Dr. James Britton Cranfill was born in Parker County, Texas, in 1859. He was raised on a farm, spending about 3 months each year in school. He spent almost 2 years as a Texas cowboy, and during all this time he carried his books tied to his saddle in order that he might read and study during his few spare moments. At the age o 19 be became a teacher in a country school in Crawford, McLennan County. Here he met the lady who was to be his wife, and at the age of 20 he was married to Miss Ollie Allen, of Crawford. Soon thereafter he began the prosecution of his medical studies. Having successfully passed his examinations, he commenced practicing his profession at Turnersville, Coryell County. In 1881 he began the publication of a small paper called the Turnersville Effort, and the next year he established The Weekly Advance at Gatesville, the county-seat of the county.
This at once openly and vigorously espoused the cause of Prohibition, and the editor's power and influence were felt not only in his own county, but throughout the entire State. At this time he was an ardent Democrat, and in 1884, when Cleveland was elected, was one of the speakers at the ratification meeting in his town. He was a delegate the same year to the Democratic convention which met at Houston, and introduced at that convention a resolution against the liquor traffic. It was very promptly laid on the table. This, however, did not shake Dr. Cranfill's faith in the Democratic Party. He became locally prominent in politics and was frequently urged to seek office, which he always declined to do. He continued to denounce the liquor traffic. In 1886, Dr. Cranfill being convinced that there was no hope of securing Prohibition through his party, resolved to organize the Prohibition Party in Texas. In August, 1886, he called the first Prohibition Party convention of Texas, which met September 7, and nominated a State ticket, which the following November polled 19,000 votes.
In 1886, he moved to Waco. Soon thereafter the great campaign for Constitutional Prohibition began in Texas, and Dr. Cranfill took a position at once as the leading journalist on that side of the issue. In 1889, he was elected to the superintendency of the Baptist mission work in Texas, and this placed him at the head of this great denomination in his native State. Under his administration the mission work of the State doubled, and he has the distinction of having been the leader of the largest State mission work ever done in the history of the United States. In January. Cranfill was ordained as a Baptist preacher by the First Baptist Church of Waco.

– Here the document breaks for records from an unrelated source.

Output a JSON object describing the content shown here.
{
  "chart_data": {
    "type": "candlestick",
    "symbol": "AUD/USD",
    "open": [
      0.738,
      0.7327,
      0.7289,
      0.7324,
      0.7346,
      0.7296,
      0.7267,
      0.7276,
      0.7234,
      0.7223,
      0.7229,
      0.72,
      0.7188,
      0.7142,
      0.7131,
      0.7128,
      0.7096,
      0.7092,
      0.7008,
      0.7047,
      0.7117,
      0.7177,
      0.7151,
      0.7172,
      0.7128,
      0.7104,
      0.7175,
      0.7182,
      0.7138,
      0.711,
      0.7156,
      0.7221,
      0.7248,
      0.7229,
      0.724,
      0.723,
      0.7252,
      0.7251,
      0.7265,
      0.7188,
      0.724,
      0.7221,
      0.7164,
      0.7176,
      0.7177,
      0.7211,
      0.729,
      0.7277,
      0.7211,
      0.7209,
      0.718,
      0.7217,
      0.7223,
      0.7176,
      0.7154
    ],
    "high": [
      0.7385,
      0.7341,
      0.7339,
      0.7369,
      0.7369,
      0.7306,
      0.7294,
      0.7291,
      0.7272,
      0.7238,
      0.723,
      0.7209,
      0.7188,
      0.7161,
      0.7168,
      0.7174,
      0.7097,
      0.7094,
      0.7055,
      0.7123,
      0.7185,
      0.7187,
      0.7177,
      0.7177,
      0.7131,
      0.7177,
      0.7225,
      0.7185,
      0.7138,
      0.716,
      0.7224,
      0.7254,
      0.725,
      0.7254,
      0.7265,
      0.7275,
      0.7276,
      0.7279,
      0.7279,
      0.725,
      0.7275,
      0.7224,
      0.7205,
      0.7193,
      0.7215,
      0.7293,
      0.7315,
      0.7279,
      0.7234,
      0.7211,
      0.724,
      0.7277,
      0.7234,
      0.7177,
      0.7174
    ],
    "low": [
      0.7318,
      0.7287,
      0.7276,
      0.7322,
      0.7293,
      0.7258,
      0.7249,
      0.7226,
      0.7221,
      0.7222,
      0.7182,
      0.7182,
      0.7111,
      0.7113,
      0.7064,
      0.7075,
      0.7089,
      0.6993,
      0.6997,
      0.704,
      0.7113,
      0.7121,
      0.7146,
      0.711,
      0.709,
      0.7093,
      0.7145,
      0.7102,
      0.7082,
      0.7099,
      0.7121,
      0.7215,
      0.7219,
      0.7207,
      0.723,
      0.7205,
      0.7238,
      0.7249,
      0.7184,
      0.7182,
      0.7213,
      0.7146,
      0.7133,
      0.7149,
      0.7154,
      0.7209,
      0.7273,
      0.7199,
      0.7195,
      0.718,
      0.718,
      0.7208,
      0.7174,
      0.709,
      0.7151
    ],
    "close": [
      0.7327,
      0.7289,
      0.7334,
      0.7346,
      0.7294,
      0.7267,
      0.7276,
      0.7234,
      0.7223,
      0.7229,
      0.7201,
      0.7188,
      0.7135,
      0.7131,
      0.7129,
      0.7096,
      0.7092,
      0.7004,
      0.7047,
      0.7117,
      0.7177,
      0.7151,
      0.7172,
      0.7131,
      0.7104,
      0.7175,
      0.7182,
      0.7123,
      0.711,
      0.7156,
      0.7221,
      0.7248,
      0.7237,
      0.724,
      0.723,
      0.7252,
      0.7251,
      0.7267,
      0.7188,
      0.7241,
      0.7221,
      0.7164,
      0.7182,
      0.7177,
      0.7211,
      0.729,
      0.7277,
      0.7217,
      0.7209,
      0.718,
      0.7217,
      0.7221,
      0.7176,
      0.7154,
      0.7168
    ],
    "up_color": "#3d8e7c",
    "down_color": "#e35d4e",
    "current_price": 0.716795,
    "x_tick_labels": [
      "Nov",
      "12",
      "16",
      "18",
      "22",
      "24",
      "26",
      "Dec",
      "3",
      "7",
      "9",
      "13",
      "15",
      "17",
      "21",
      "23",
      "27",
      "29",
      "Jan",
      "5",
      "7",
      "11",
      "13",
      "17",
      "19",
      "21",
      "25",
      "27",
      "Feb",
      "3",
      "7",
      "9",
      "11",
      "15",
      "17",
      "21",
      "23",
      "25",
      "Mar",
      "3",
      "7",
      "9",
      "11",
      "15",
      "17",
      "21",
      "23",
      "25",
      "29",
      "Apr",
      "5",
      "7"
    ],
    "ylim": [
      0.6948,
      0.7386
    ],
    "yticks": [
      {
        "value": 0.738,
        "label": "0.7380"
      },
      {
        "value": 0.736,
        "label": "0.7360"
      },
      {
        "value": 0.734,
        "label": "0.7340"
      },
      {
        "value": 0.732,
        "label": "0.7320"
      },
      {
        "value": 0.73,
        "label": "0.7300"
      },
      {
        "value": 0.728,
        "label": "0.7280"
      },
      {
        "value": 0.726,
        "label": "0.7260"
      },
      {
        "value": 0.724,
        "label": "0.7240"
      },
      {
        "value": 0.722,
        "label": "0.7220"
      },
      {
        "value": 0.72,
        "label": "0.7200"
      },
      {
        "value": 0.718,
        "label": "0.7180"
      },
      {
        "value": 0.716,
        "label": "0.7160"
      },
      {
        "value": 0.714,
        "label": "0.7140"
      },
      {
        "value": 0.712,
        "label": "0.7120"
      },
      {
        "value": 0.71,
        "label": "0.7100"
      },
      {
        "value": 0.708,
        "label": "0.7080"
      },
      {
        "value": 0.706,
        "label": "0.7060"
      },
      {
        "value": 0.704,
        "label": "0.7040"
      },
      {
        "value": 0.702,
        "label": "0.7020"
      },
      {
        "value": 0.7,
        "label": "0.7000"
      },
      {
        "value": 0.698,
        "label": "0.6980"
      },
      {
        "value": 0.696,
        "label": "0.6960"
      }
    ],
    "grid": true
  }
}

Dr. Cranfill has held numerous positions of trust besides the ones mentioned,. He was for several years chairman of the State Prohibition committee of Texas, was twice elected vice-president of the Baptist Young People's Union of America, and is a member from Texas of the National Prohibition Committee. At the national Prohibition convention which met at Cincinnatti in 1892, Dr. Cranfill was nominated for Vice-President of the United States. He did several weeks of very active work during the campaign, canvassing the states of Texas, Mississippi, Alabama, Georgia, and North Carolina.
Dr. Cranfill is at present editor The Texas Baptist Standard, one of the most widely circulated Baptist papers in the Southern States.
-- Data from An Album of Representative Prohibitionists (1895).
James B. (James Britton Buchanan Boone) Cranfill was born in Parker County, Texas on 12 September 1858. He died in Dallas on 28 December 1942.
Cranfill was a school teacher, a doctor, a storekeeper, and a newspaper publisher. He was taught medicine by his father and passed the state licensing examination in 1879. In 1886, he moved to Waco, where he founded a temperance newspaper, the Waco Advance. In 1888-89, he was financial secretary of Baylor University. Ordained a Baptist minister in 1890, he served as superintendent of Baptist missions in Texas in 1890-92. He wrote several books on religious themes.
In 1892, Cranfill accepted the vice-presidential nomination of the Prohibition Party.
[Had heo been elected, Cranfill, only 34 years of age at the time, would have been ineligible to assume the office.]